The “Hot” of the exhibition title equals the Vietnam War. “Cold” refers to the Cold War and includes Russian propaganda posters. The “Cool” is formalism — art about art and only about art, vis à vis Clement Greenberg or an Andy Warholian Pop coolness. According to Luebbers, “This coolness is related to the repressive anti-Communism of McCarthyism and the pall it exerted on the expressive content in art. The ’50s and ’60s were great times to be specifically nonpolitical. The Vietnam War opened Pandora’s box.”
The reductive work of Ad Reinhardt and the luminescent woodcuts of Carol Summers could never be confused with antiwar art, yet, as is evident with their work in this exhibition, each was compelled to create accusatory images and signs of disapproval in response to the Vietnam War. “That is the lesson of this portfolio: Artists protest,” Luebbers says.
That artists protest is also the contention of Memphis artist Jan Hankins and his exhibition “11 Septembers.”
Umpteenth Amendment was created during the George W. Bush administration and served as the impetus for the rest of the work in the exhibition. It is a ginormous 96″ x 240″ painting of an American bill where the front and back are simultaneously featured on the same side. Prominent members of Bush’s cabinet are humorously represented throughout the piece enjoying their spoils of war.

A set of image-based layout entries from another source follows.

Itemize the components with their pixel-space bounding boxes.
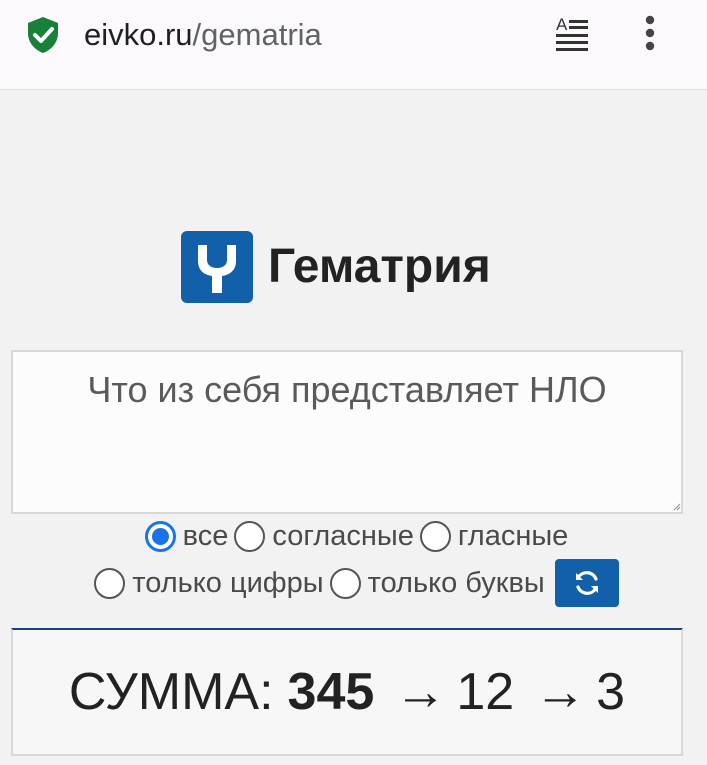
radio-digits-only[interactable]	[94, 567, 126, 599]
arrow-2: →	[534, 663, 587, 721]
option-consonants[interactable]: согласные	[228, 519, 414, 553]
refresh-button[interactable]	[554, 559, 619, 607]
resize-grip-icon[interactable]	[673, 503, 681, 511]
option-letters-only[interactable]: только буквы	[324, 567, 545, 600]
refresh-icon	[575, 571, 598, 595]
more-vert-icon[interactable]	[632, 12, 668, 56]
text-input[interactable]: Что из себя представляет НЛО	[11, 350, 683, 514]
url-path: /gematria	[192, 17, 322, 52]
radio-vowels[interactable]	[419, 520, 451, 552]
options-row-1: все согласные гласные	[0, 516, 707, 556]
result-panel: СУММА: 345 → 12 → 3	[11, 628, 683, 756]
url-domain: eivko.ru	[84, 17, 193, 52]
reduced-value-2: 3	[596, 663, 626, 721]
radio-consonants[interactable]	[234, 520, 266, 552]
gematria-logo-icon	[181, 231, 253, 303]
reduced-value-1: 12	[456, 663, 515, 721]
sum-value: 345	[287, 663, 375, 721]
shield-check-icon[interactable]	[26, 16, 60, 54]
address-bar-url[interactable]: eivko.ru/gematria	[84, 16, 322, 54]
option-vowels-label: гласные	[457, 519, 569, 552]
option-vowels[interactable]: гласные	[414, 520, 568, 553]
option-all-label: все	[182, 519, 229, 552]
option-letters-only-label: только буквы	[367, 566, 545, 599]
reader-mode-icon[interactable]: A	[550, 14, 594, 54]
option-all[interactable]: все	[139, 519, 229, 553]
option-digits-only-label: только цифры	[132, 566, 324, 599]
radio-letters-only[interactable]	[329, 567, 361, 599]
radio-all[interactable]	[144, 520, 176, 552]
arrow-1: →	[394, 663, 447, 721]
sum-label: СУММА:	[68, 663, 274, 721]
page-content: Гематрия Что из себя представляет НЛО вс…	[0, 91, 707, 765]
options-row-2: только цифры только буквы	[0, 559, 707, 607]
svg-text:A: A	[556, 15, 568, 34]
browser-toolbar: eivko.ru/gematria A	[0, 0, 707, 90]
option-consonants-label: согласные	[272, 519, 414, 552]
option-digits-only[interactable]: только цифры	[88, 566, 324, 600]
page-title: Гематрия	[268, 240, 491, 293]
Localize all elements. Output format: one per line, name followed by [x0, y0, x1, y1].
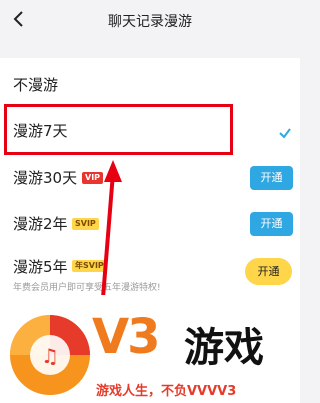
brand-slogan: 游戏人生，不负VVVV3	[96, 384, 237, 399]
watermark: ♫ V3 游戏 游戏人生，不负VVVV3	[0, 295, 300, 403]
brand-name: 游戏	[184, 325, 264, 371]
v3-logo-icon: ♫	[10, 315, 90, 395]
svg-text:♫: ♫	[41, 344, 59, 368]
brand-v3: V3	[92, 309, 161, 365]
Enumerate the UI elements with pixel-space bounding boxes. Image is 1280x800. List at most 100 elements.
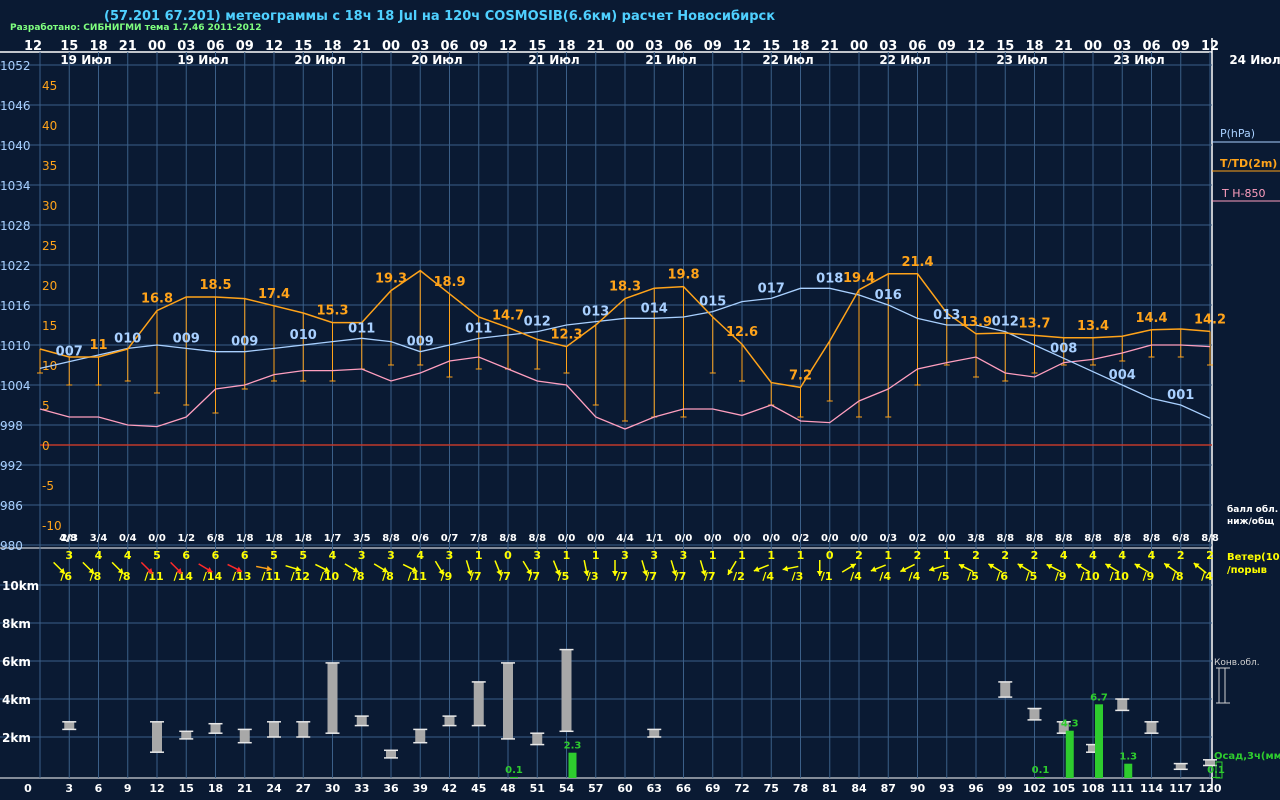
- top-hour-label: 06: [206, 39, 224, 54]
- legend-cloud-cover: балл обл.: [1227, 504, 1278, 515]
- cloud-layer-bar: [415, 729, 426, 743]
- height-tick-label: 4km: [2, 693, 31, 707]
- cloud-cover-value: 0/6: [411, 533, 429, 544]
- wind-speed-label: 3: [358, 549, 366, 562]
- top-hour-label: 15: [996, 39, 1014, 54]
- top-hour-label: 15: [762, 39, 780, 54]
- top-hour-label: 00: [148, 39, 166, 54]
- bottom-hour-label: 90: [910, 782, 926, 795]
- cloud-cover-value: 0/3: [879, 533, 897, 544]
- wind-speed-label: 4: [416, 549, 424, 562]
- meteogram-svg: (57.201 67.201) метеограммы с 18ч 18 Jul…: [0, 0, 1280, 800]
- bottom-hour-label: 99: [998, 782, 1013, 795]
- cloud-cover-value: 8/8: [499, 533, 517, 544]
- cloud-cover-value: 0/2: [792, 533, 810, 544]
- temperature-value-label: 12.6: [726, 325, 758, 340]
- wind-gust-label: /4: [1201, 570, 1213, 583]
- temperature-value-label: 13.9: [960, 315, 992, 330]
- wind-speed-label: 2: [855, 549, 863, 562]
- legend-t850: T H-850: [1221, 187, 1265, 200]
- pressure-value-label: 012: [524, 315, 551, 330]
- bottom-hour-label: 69: [705, 782, 720, 795]
- pressure-tick-label: 980: [0, 539, 23, 553]
- temperature-value-label: 18.9: [433, 275, 465, 290]
- temp-tick-label: -10: [42, 519, 62, 533]
- wind-speed-label: 0: [504, 549, 512, 562]
- cloud-layer-bar: [210, 723, 221, 734]
- cloud-cover-value: 0/4: [119, 533, 137, 544]
- top-hour-label: 21: [821, 39, 839, 54]
- wind-speed-label: 2: [1031, 549, 1039, 562]
- bottom-hour-label: 51: [530, 782, 545, 795]
- cloud-layer-bar: [152, 721, 162, 753]
- cloud-cover-value: 1/8: [236, 533, 254, 544]
- bottom-hour-label: 96: [968, 782, 984, 795]
- wind-speed-label: 3: [650, 549, 658, 562]
- bottom-hour-label: 75: [764, 782, 779, 795]
- legend-cloud-cover: ниж/общ: [1227, 516, 1274, 527]
- bottom-hour-label: 93: [939, 782, 954, 795]
- legend-precip: Осад,3ч(мм): [1214, 751, 1280, 762]
- wind-gust-label: /13: [232, 570, 251, 583]
- temperature-value-label: 15.3: [316, 304, 348, 319]
- cloud-cover-value: 0/0: [762, 533, 780, 544]
- wind-gust-label: /4: [879, 570, 891, 583]
- temp-tick-label: 40: [42, 119, 57, 133]
- cloud-cover-value: 0/0: [821, 533, 839, 544]
- precip-value-label: 6.7: [1090, 692, 1108, 703]
- wind-speed-label: 4: [1118, 549, 1126, 562]
- bottom-hour-label: 18: [208, 782, 223, 795]
- cloud-layer-bar: [1029, 708, 1040, 720]
- cloud-layer-bar: [298, 721, 309, 737]
- cloud-cover-value: 6/8: [207, 533, 225, 544]
- pressure-tick-label: 1010: [0, 339, 31, 353]
- cloud-cover-value: 1/1: [645, 533, 663, 544]
- wind-gust-label: /6: [996, 570, 1008, 583]
- temp-tick-label: 0: [42, 439, 50, 453]
- cloud-cover-value: 1/8: [294, 533, 312, 544]
- legend-convective: Конв.обл.: [1214, 658, 1260, 668]
- temperature-value-label: 18.3: [609, 280, 641, 295]
- bottom-hour-label: 66: [676, 782, 692, 795]
- top-hour-label: 06: [674, 39, 692, 54]
- top-hour-label: 18: [557, 39, 575, 54]
- date-label: 22 Июл: [879, 53, 930, 67]
- cloud-cover-value: 4/4: [616, 533, 634, 544]
- bottom-hour-label: 36: [383, 782, 399, 795]
- cloud-cover-value: 8/8: [1113, 533, 1131, 544]
- top-hour-label: 21: [587, 39, 605, 54]
- bottom-hour-label: 63: [647, 782, 662, 795]
- date-label: 20 Июл: [411, 53, 462, 67]
- bottom-hour-label: 3: [65, 782, 73, 795]
- top-hour-label: 12: [265, 39, 283, 54]
- cloud-cover-value: 8/8: [1055, 533, 1073, 544]
- wind-speed-label: 6: [241, 549, 249, 562]
- wind-gust-label: /11: [261, 570, 280, 583]
- cloud-cover-value: 3/5: [353, 533, 371, 544]
- bottom-hour-label: 21: [237, 782, 252, 795]
- pressure-tick-label: 998: [0, 419, 23, 433]
- pressure-value-label: 011: [465, 321, 492, 336]
- cloud-cover-value: 0/0: [675, 533, 693, 544]
- bottom-hour-label: 81: [822, 782, 837, 795]
- wind-speed-label: 3: [65, 549, 73, 562]
- temperature-value-label: 18.5: [199, 278, 231, 293]
- bottom-hour-label: 54: [559, 782, 575, 795]
- temperature-value-label: 14.7: [492, 308, 524, 323]
- bottom-hour-label: 12: [149, 782, 164, 795]
- top-hour-label: 00: [616, 39, 634, 54]
- temperature-value-label: 19.4: [843, 271, 875, 286]
- cloud-cover-value: 0/2: [909, 533, 927, 544]
- legend-wind: /порыв: [1227, 565, 1267, 576]
- cloud-layer-bar: [181, 731, 192, 739]
- cloud-cover-value: 1/7: [324, 533, 342, 544]
- wind-speed-label: 3: [533, 549, 541, 562]
- wind-gust-label: /10: [1080, 570, 1100, 583]
- top-hour-label: 00: [1084, 39, 1102, 54]
- temp-tick-label: -5: [42, 479, 54, 493]
- pressure-value-label: 001: [1167, 388, 1194, 403]
- bottom-hour-label: 108: [1082, 782, 1105, 795]
- top-hour-label: 12: [967, 39, 985, 54]
- top-hour-label: 00: [850, 39, 868, 54]
- temp-tick-label: 15: [42, 319, 57, 333]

On the opposite wall are emblems of government agencies and what Hankins claims are their real and intended purpose. Big Coal Advisory Commission, Department of Health and Second Mortgages, and Department of Guns and Fool Recreation are just a few of the pieces.

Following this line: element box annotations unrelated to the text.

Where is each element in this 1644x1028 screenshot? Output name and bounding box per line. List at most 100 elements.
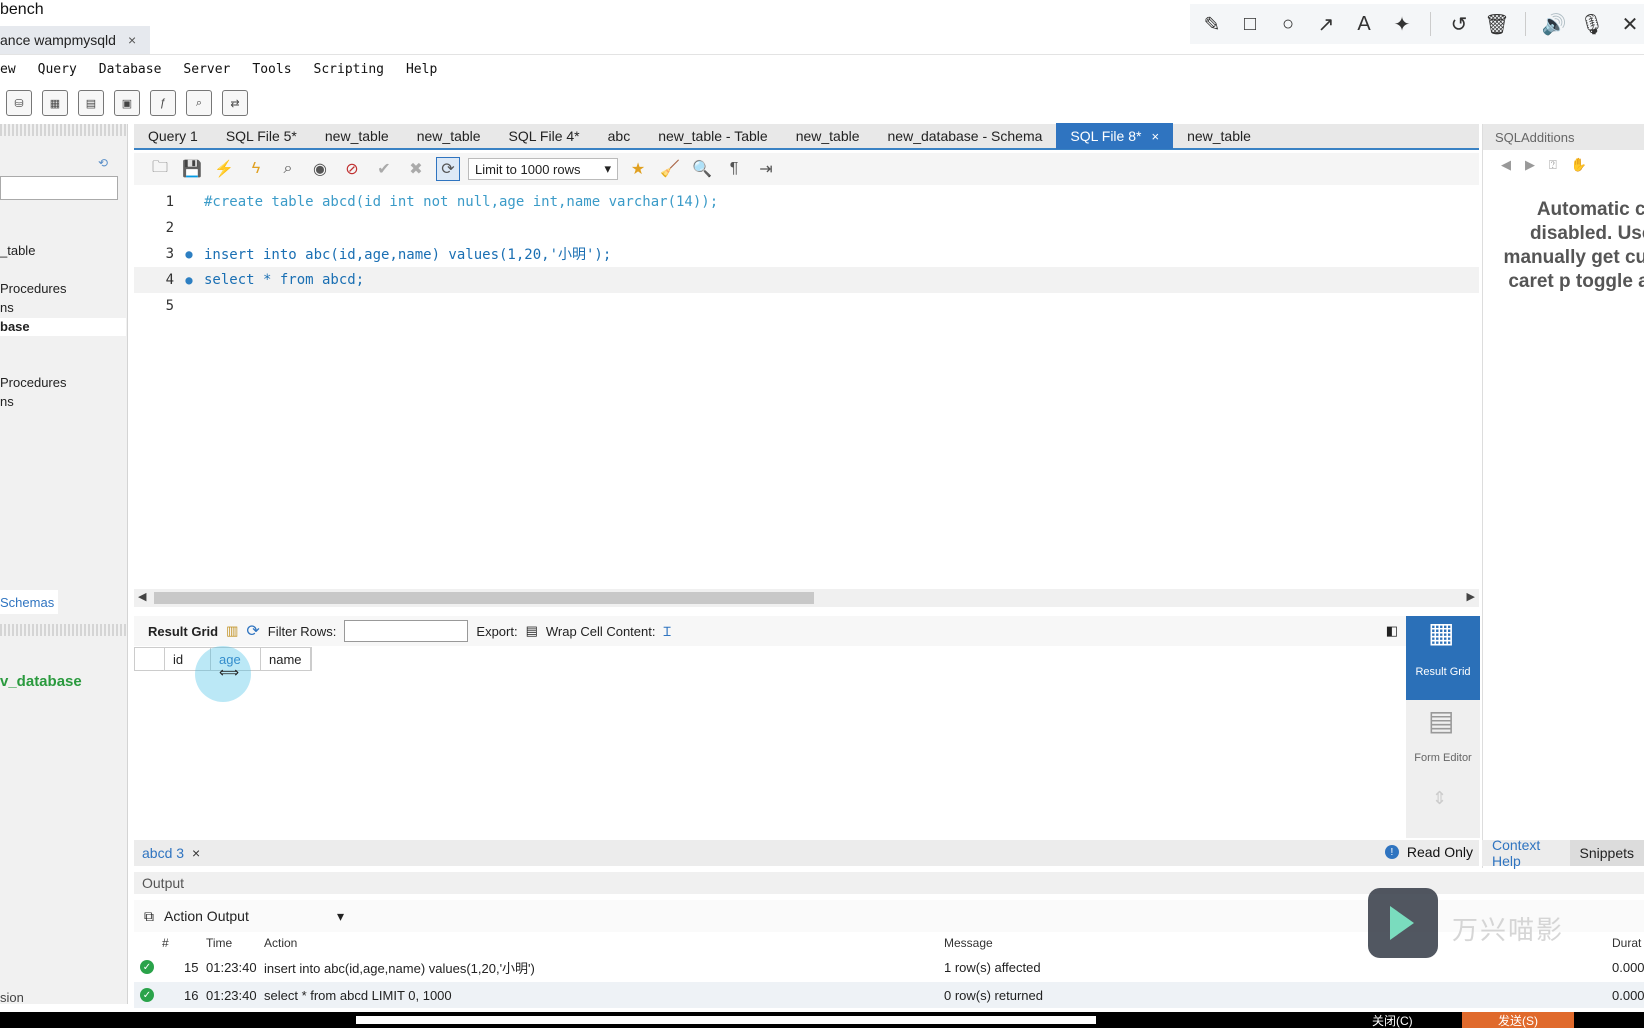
close-icon[interactable]: ✕ <box>1616 10 1644 38</box>
tab-new-database-schema[interactable]: new_database - Schema <box>874 123 1057 149</box>
tab-sql-file-4[interactable]: SQL File 4* <box>495 123 594 149</box>
invisible-chars-icon[interactable]: ¶ <box>722 157 746 181</box>
find-icon[interactable]: 🔍 <box>690 157 714 181</box>
sql-editor[interactable]: 1 #create table abcd(id int not null,age… <box>134 187 1479 587</box>
scrollbar-thumb[interactable] <box>154 592 814 604</box>
tab-new-table[interactable]: new_table <box>403 123 495 149</box>
menu-database[interactable]: Database <box>88 62 173 77</box>
tab-snippets[interactable]: Snippets <box>1569 840 1644 866</box>
new-table-icon[interactable]: ▦ <box>42 90 68 116</box>
rollback-icon[interactable]: ✖ <box>404 157 428 181</box>
sidebar-item-database[interactable]: base <box>0 319 30 334</box>
result-tab-abcd3[interactable]: abcd 3 <box>134 845 184 861</box>
microphone-icon[interactable]: 🎙 <box>1578 10 1606 38</box>
tab-query-1[interactable]: Query 1 <box>134 123 212 149</box>
sidebar-item-functions-2[interactable]: ns <box>0 394 14 409</box>
new-function-icon[interactable]: ƒ <box>150 90 176 116</box>
annotation-toolbar: ✎ □ ○ ↗ A ✦ ↺ 🗑 🔊 🎙 ✕ <box>1190 4 1644 44</box>
scroll-left-icon[interactable]: ◀ <box>138 590 146 603</box>
magic-wand-icon[interactable]: ✦ <box>1388 10 1416 38</box>
column-header-name[interactable]: name <box>261 648 311 670</box>
export-icon[interactable]: ▤ <box>526 623 538 639</box>
beautify-icon[interactable]: 🧹 <box>658 157 682 181</box>
filter-rows-label: Filter Rows: <box>267 623 337 639</box>
arrow-icon[interactable]: ↗ <box>1312 10 1340 38</box>
execute-icon[interactable]: ⚡ <box>212 157 236 181</box>
output-type-select[interactable]: Action Output ▾ <box>164 908 344 925</box>
limit-rows-select[interactable]: Limit to 1000 rows ▾ <box>468 158 618 180</box>
editor-horizontal-scrollbar[interactable]: ◀ ▶ <box>134 589 1479 607</box>
sidebar-item-table[interactable]: _table <box>0 243 35 258</box>
menu-query[interactable]: Query <box>27 62 88 77</box>
row-action: insert into abc(id,age,name) values(1,20… <box>264 960 535 976</box>
scroll-right-icon[interactable]: ▶ <box>1467 590 1475 603</box>
refresh-icon[interactable]: ⟲ <box>98 156 108 170</box>
schema-filter-input[interactable] <box>0 176 118 200</box>
menu-help[interactable]: Help <box>395 62 448 77</box>
panel-grip <box>0 124 127 136</box>
form-editor-button[interactable]: ▤ Form Editor <box>1406 707 1480 778</box>
manual-help-icon[interactable]: ⍰ <box>1549 157 1557 173</box>
close-icon[interactable]: × <box>1151 129 1159 144</box>
filter-rows-input[interactable] <box>344 620 469 642</box>
pencil-icon[interactable]: ✎ <box>1198 10 1226 38</box>
text-icon[interactable]: A <box>1350 10 1378 38</box>
explain-icon[interactable]: ⌕ <box>276 157 300 181</box>
table-row[interactable]: ✓ 16 01:23:40 select * from abcd LIMIT 0… <box>134 982 1644 1008</box>
toggle-panel-icon[interactable]: ◧ <box>1386 623 1398 639</box>
execute-current-icon[interactable]: ϟ <box>244 157 268 181</box>
reconnect-icon[interactable]: ⇄ <box>222 90 248 116</box>
wrap-lines-icon[interactable]: ⇥ <box>754 157 778 181</box>
close-icon[interactable]: × <box>128 32 136 48</box>
sidebar-item-procedures[interactable]: Procedures <box>0 281 66 296</box>
session-tab[interactable]: sion <box>0 990 24 1005</box>
menu-view[interactable]: ew <box>0 62 27 77</box>
close-icon[interactable]: × <box>192 845 200 861</box>
tab-new-table[interactable]: new_table <box>1173 123 1265 149</box>
search-table-icon[interactable]: ⌕ <box>186 90 212 116</box>
grid-icon[interactable]: ▥ <box>226 623 238 639</box>
bookmark-star-icon[interactable]: ★ <box>626 157 650 181</box>
tab-label: new_database - Schema <box>887 128 1043 144</box>
copy-icon[interactable]: ⧉ <box>144 908 154 925</box>
trash-icon[interactable]: 🗑 <box>1483 10 1511 38</box>
send-button[interactable]: 发送(S) <box>1462 1012 1574 1028</box>
stop-icon[interactable]: ◉ <box>308 157 332 181</box>
tab-context-help[interactable]: Context Help <box>1482 837 1570 869</box>
sidebar-item-procedures-2[interactable]: Procedures <box>0 375 66 390</box>
menu-server[interactable]: Server <box>172 62 241 77</box>
menu-tools[interactable]: Tools <box>241 62 302 77</box>
tab-sql-file-5[interactable]: SQL File 5* <box>212 123 311 149</box>
circle-icon[interactable]: ○ <box>1274 10 1302 38</box>
result-grid-button[interactable]: ▦ Result Grid <box>1406 616 1480 700</box>
wrap-cell-icon[interactable]: Ɪ <box>663 622 670 640</box>
open-folder-icon[interactable]: 🗀 <box>148 157 172 181</box>
refresh-icon[interactable]: ⟳ <box>246 621 259 641</box>
tab-abc[interactable]: abc <box>594 123 645 149</box>
sidebar-item-functions[interactable]: ns <box>0 300 14 315</box>
schemas-tab-label: Schemas <box>0 594 55 610</box>
tab-new-table[interactable]: new_table <box>311 123 403 149</box>
save-icon[interactable]: 💾 <box>180 157 204 181</box>
schemas-tab[interactable]: Schemas <box>0 590 58 614</box>
undo-icon[interactable]: ↺ <box>1445 10 1473 38</box>
tab-sql-file-8[interactable]: SQL File 8* × <box>1056 123 1174 149</box>
tab-new-table[interactable]: new_table <box>782 123 874 149</box>
rectangle-icon[interactable]: □ <box>1236 10 1264 38</box>
scroll-up-down-icon[interactable]: ⇕ <box>1432 788 1447 809</box>
code-line: 4 ● select * from abcd; <box>134 267 1479 293</box>
menu-scripting[interactable]: Scripting <box>303 62 395 77</box>
auto-help-icon[interactable]: ✋ <box>1571 157 1587 173</box>
connection-tab[interactable]: ance wampmysqld × <box>0 26 150 54</box>
commit-icon[interactable]: ✔ <box>372 157 396 181</box>
close-dialog-button[interactable]: 关闭(C) <box>1372 1012 1413 1028</box>
autocommit-icon[interactable]: ⟳ <box>436 157 460 181</box>
forward-icon[interactable]: ▶ <box>1525 157 1535 173</box>
tab-new-table-table[interactable]: new_table - Table <box>644 123 781 149</box>
speaker-icon[interactable]: 🔊 <box>1540 10 1568 38</box>
new-procedure-icon[interactable]: ▣ <box>114 90 140 116</box>
toggle-error-icon[interactable]: ⊘ <box>340 157 364 181</box>
back-icon[interactable]: ◀ <box>1501 157 1511 173</box>
new-view-icon[interactable]: ▤ <box>78 90 104 116</box>
new-schema-icon[interactable]: ⛁ <box>6 90 32 116</box>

Hankins’ interest in making political work began during the Reagan administration, particularly with the United States’ involvement in the civil wars of El Salvador and Guatemala.
“[They] perpetuate this myth of the U.S. being the saintly policeman of the world, which is something we never have been,” Hankins says.
This perpetuation continues today, and Hankins’ nuclear anxiety is the subject of his new work, specifically the drone attacks on Pakistan, a country with hundreds of nuclear weapons. “I am afraid the wrong person will get ahold of one of these weapons and attempt to teach us gringos a lesson,” Hankins says.
Hankins, a self-described socialist, says, “Socialism is the historical trajectory of society. We have to work things out. It is in everyone’s interest to work together.”
This is a nice statement. It really is. I also happen to believe it to be true. But, in this political climate and our history of not learning from our past mistakes and protests, who are we really kidding?